Trasformare l’IA in strumento di empowerment educativo

La questione del divieto degli smartphone e del debito cognitivo connesso all’uso dell’IA non va ridotta a un referendum “tecnologia sì/tecnologia no”.

Piuttosto, richiede un approccio sfumato che bilanci i rischi documentati — come quelli relativi alla distrazione attentiva e all’indebolimento della memoria — con le opportunità offerte da un uso critico e guidato degli strumenti digitali.

Le evidenze scientifiche disponibili, dal preprint del MIT ai contributi sistematici di review, indicano che la posta in gioco non è semplicemente la produttività immediata, ma la qualità a lungo termine dell’impegno cognitivo, emotivo e psicologico degli studenti.
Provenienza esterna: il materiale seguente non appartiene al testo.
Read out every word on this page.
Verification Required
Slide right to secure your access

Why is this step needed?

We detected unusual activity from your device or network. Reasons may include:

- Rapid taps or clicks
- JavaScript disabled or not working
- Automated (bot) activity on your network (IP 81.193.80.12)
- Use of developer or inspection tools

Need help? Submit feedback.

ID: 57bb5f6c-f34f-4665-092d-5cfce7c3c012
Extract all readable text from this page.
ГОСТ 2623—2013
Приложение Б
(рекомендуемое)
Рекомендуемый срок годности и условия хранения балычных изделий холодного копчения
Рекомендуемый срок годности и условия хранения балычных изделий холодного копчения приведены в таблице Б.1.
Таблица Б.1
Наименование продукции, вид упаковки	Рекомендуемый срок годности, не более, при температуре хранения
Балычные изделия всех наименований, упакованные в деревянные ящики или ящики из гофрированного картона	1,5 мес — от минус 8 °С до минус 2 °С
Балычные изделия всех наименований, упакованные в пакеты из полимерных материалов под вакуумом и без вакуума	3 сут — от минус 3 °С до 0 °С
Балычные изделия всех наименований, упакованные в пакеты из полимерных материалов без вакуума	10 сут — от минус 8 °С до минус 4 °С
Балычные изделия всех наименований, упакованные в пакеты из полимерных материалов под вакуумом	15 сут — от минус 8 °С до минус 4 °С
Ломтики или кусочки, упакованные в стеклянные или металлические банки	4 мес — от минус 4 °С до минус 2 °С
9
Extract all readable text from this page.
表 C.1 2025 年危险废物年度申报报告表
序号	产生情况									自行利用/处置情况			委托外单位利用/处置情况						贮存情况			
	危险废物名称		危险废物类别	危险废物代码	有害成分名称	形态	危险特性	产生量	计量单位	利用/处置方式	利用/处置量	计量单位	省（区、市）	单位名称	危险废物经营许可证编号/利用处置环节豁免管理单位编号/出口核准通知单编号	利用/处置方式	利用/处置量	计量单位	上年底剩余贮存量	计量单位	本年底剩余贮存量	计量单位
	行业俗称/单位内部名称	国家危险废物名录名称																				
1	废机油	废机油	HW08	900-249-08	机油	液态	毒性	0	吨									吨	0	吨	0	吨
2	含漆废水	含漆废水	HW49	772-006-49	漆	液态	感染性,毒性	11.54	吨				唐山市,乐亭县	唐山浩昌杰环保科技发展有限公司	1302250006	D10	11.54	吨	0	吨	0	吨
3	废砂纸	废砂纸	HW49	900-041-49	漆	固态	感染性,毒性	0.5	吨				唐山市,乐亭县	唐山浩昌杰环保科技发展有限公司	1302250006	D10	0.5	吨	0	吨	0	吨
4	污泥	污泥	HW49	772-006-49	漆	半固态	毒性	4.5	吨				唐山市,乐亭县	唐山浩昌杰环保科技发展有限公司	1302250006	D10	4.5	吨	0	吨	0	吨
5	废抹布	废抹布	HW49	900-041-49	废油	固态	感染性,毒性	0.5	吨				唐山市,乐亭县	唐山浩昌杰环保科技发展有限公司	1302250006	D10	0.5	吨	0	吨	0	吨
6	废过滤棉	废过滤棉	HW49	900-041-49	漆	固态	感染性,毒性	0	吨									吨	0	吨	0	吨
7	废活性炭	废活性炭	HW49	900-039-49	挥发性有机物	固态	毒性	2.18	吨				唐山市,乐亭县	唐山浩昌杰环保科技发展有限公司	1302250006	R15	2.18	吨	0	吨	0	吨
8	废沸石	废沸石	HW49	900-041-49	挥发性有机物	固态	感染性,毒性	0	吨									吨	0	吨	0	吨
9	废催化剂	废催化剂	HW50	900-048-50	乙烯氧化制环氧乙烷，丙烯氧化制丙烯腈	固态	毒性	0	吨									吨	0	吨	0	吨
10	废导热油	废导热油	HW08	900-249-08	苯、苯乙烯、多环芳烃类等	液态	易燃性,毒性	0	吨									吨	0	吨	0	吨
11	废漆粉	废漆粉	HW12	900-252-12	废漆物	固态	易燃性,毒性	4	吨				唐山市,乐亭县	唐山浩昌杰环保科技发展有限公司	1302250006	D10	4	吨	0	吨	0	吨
L’uso consapevole di IA e dispositivi digitali può trasformarsi in uno strumento di empowerment educativo, stimolando creatività, pensiero critico e regolazione emotiva, a patto che insegnanti, studenti e policymaker collaborino per costruire strategie di apprendimento sostenibili e integrate nella vita reale degli studenti.

Solo così la tecnologia può diventare una leva positiva, anziché un fattore di impoverimento cognitivo ed emotivo.